Fall and the Moon of the Thinned Veil
Friday gratefuls: Joe coming. Seoah sending me pictures of Hawaiian donuts. Rigel sleeping next to me all night. The golden Aspen, a brief moment, more beautiful for that. A wabi-sabi time. Max, out of the womb, out of the hospital. Home. Rabbi Jamie. Rebecca’s baked oatmeal. Orgovyx. Alan.
Sparks of Joy and Awe: The new (to me) trail
Tarot: Ace of Wands
Agency. I feel strong. And, sad. Satisfied with the journey. Happy some times, engaged and aware for the rest. Grief persists. As it will. Kate is still gone even though the hair triggers of mourning have passed. Sometimes I see her smiling, other times hunched over the breakfast table, working on her crosswords or playing solitaire. She was the love that comes once, if you’re lucky. I was.
The work I’ve got underway on the house might be grief. I know that. And, I’m ok with that. My process. Making this hermitage a more welcoming and livable space. Means a lot to me. Kate found this house.
In spite of my occasional misgivings I plan to stay here, take my long last ride from this spot on top of Shadow Mountain. Hopefully not for a good long while so I can soak in the lessons, the enlightenment offered.
Sometimes I say Colorado has been about cancer, death, and divorce. And, it has. Seven years of the direst consequences life has in its pantry.

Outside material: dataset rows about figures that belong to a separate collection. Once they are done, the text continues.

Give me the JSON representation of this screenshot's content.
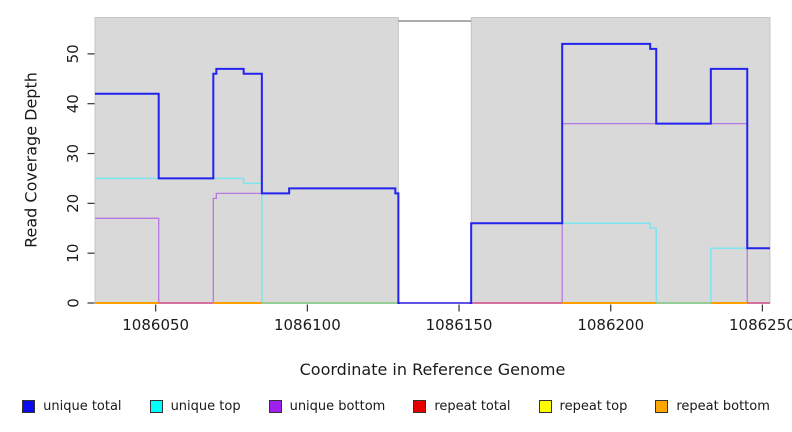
{
  "chart_data": {
    "type": "line",
    "step": true,
    "title": "",
    "xlabel": "Coordinate in Reference Genome",
    "ylabel": "Read Coverage Depth",
    "x_domain": [
      1086030,
      1086252.5
    ],
    "y_domain": [
      0,
      57.3
    ],
    "x_ticks": [
      1086050,
      1086100,
      1086150,
      1086200,
      1086250
    ],
    "y_ticks": [
      0,
      10,
      20,
      30,
      40,
      50
    ],
    "grid": false,
    "axis_color": "#333333",
    "text_color": "#1a1a1a",
    "plot_background": "#d9d9d9",
    "background_regions": [
      {
        "x0": 1086030,
        "x1": 1086130,
        "color": "#d9d9d9",
        "border": "#bcbcbc"
      },
      {
        "x0": 1086154,
        "x1": 1086252.5,
        "color": "#d9d9d9",
        "border": "#bcbcbc"
      }
    ],
    "gap_region": {
      "x0": 1086130,
      "x1": 1086154,
      "top_value": 56.6,
      "border_color": "#919191"
    },
    "series": [
      {
        "name": "repeat total",
        "color": "#e60000",
        "width": 2,
        "points": [
          [
            1086030,
            0
          ]
        ]
      },
      {
        "name": "repeat top",
        "color": "#ffff00",
        "width": 2,
        "points": [
          [
            1086030,
            0
          ]
        ]
      },
      {
        "name": "repeat bottom",
        "color": "#ffa500",
        "width": 2,
        "points": [
          [
            1086030,
            0
          ]
        ]
      },
      {
        "name": "unique top",
        "color": "#7fe5ef",
        "width": 1.5,
        "points": [
          [
            1086030,
            25
          ],
          [
            1086079,
            24
          ],
          [
            1086085,
            0
          ],
          [
            1086154,
            16
          ],
          [
            1086213,
            15
          ],
          [
            1086215,
            0
          ],
          [
            1086233,
            11
          ]
        ]
      },
      {
        "name": "unique bottom",
        "color": "#b778e3",
        "width": 1.3,
        "points": [
          [
            1086030,
            17
          ],
          [
            1086051,
            0
          ],
          [
            1086069,
            21
          ],
          [
            1086070,
            22
          ],
          [
            1086094,
            23
          ],
          [
            1086129,
            22
          ],
          [
            1086130,
            0
          ],
          [
            1086184,
            36
          ],
          [
            1086245,
            0
          ]
        ]
      },
      {
        "name": "unique total",
        "color": "#2323ee",
        "width": 2,
        "points": [
          [
            1086030,
            42
          ],
          [
            1086051,
            25
          ],
          [
            1086069,
            46
          ],
          [
            1086070,
            47
          ],
          [
            1086079,
            46
          ],
          [
            1086085,
            22
          ],
          [
            1086094,
            23
          ],
          [
            1086129,
            22
          ],
          [
            1086130,
            0
          ],
          [
            1086154,
            16
          ],
          [
            1086184,
            52
          ],
          [
            1086213,
            51
          ],
          [
            1086215,
            36
          ],
          [
            1086233,
            47
          ],
          [
            1086245,
            11
          ]
        ]
      }
    ],
    "baseline_segments": [
      {
        "x0": 1086030,
        "x1": 1086051,
        "color": "#ff9f00"
      },
      {
        "x0": 1086051,
        "x1": 1086069,
        "color": "#d4719c"
      },
      {
        "x0": 1086069,
        "x1": 1086085,
        "color": "#ff9f00"
      },
      {
        "x0": 1086085,
        "x1": 1086130,
        "color": "#97cb97"
      },
      {
        "x0": 1086130,
        "x1": 1086154,
        "color": "#6053e8",
        "above_total": true
      },
      {
        "x0": 1086154,
        "x1": 1086184,
        "color": "#d4719c"
      },
      {
        "x0": 1086184,
        "x1": 1086215,
        "color": "#ff9f00"
      },
      {
        "x0": 1086215,
        "x1": 1086233,
        "color": "#97cb97"
      },
      {
        "x0": 1086233,
        "x1": 1086245,
        "color": "#ff9f00"
      },
      {
        "x0": 1086245,
        "x1": 1086252.5,
        "color": "#d4719c"
      }
    ],
    "legend": {
      "position": "bottom",
      "items": [
        {
          "label": "unique total",
          "color": "#0b0bee"
        },
        {
          "label": "unique top",
          "color": "#00ffff"
        },
        {
          "label": "unique bottom",
          "color": "#a020f0"
        },
        {
          "label": "repeat total",
          "color": "#e60000"
        },
        {
          "label": "repeat top",
          "color": "#ffff00"
        },
        {
          "label": "repeat bottom",
          "color": "#ffa500"
        }
      ]
    }
  }
}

However. Colorado has also been Kate and me on an adventure in the Rocky Mountains. About being surrounded by Elk, Mule Deer, Fox, Squirrels, Black Bears, Mountain Lions, Marmosets, Pine Martens. Mountain Streams and Lodgepole Pines. Aspen and sheer Rock Faces.
Kate and I on a spiritual journey through Judaism and Congregation Beth Evergreen. Kate and I being here when needed for Jon, for Ruth and Gabe. Kate sewing. Me reading, writing, painting in this wonderful loft.
It’s also been about meeting and getting to know Seoah, about going to Joe and Seoah’s wedding. Having Seoah here at critical times for both of us. For the love and the strong sense of family we’ve all created together.
The dogs we’ve loved and who love us. Also, family.
It’s also been about, very surprisingly, deepened connections with Paul, Mark, Tom, Bill. Diane. Zoom and the pandemic.
Colorado can be short hand for the gamut of matters life offers. All part of the whole. None bad. None good. All intense and vibrant. A palette of emotions, of thoughts, of shattered dreams and dreams fulfilled.
Yesterday I went to the Bread Lounge for breakfast with Alan. We got caught up over Nazarena Burritos. Didn’t like’m much. Too doughy.
Afterward, I did something I’ve been meaning to do for a while. I entered woman world again, getting a mani-pedi at Diamond Nails, just across from the Bread Lounge. Lynn, whose name, I expect, is something with more vowels, sat me in a lounge like chair, ran water in a basin, and helped me take off my shoes.
You want me cut those, too? My fingernails were a bit long. Sure. Why not? I hadn’t intended to do the manicure. But, I did. She cut my nails with clippers, ran an emery board over them, then polished them with a sandpapery like sponge, stuck each hand in a pink plastic bowl of warm water, cut my cuticles (I had to ask her what she was doing.), and finished with a creamy lather, oil, and a brief massage. Relaxing.
Basically the same routine with the feet. Couldn’t get the notion of the third sacrament, foot washing, out of my head. This older Vietnamese woman was my Jesus for the moment. Warm towels and a pumice stone later, I got up and paid.
Bending down to cut my toenails has become such a chore and I hurt myself sometimes when I do it. So I avoided it. This was a way to get that done. Hiking. Since I’ve found level trails and want to get exercise outside, as I did for so many years in Minnesota, having comfortable feet is a necessity.
A younger woman, the only other customer in the place, asked me, “What color are you gonna get?” Ha. Maybe next time. “They have a lot of purples. Or, hot pink.” Yeah. Well, no.
Afterward I went to the new trail, took a hike with newly cut and pampered toes. The Mountains. A wonder. Still, always. And the Stream. Its sound enough healing for a thousand wounds.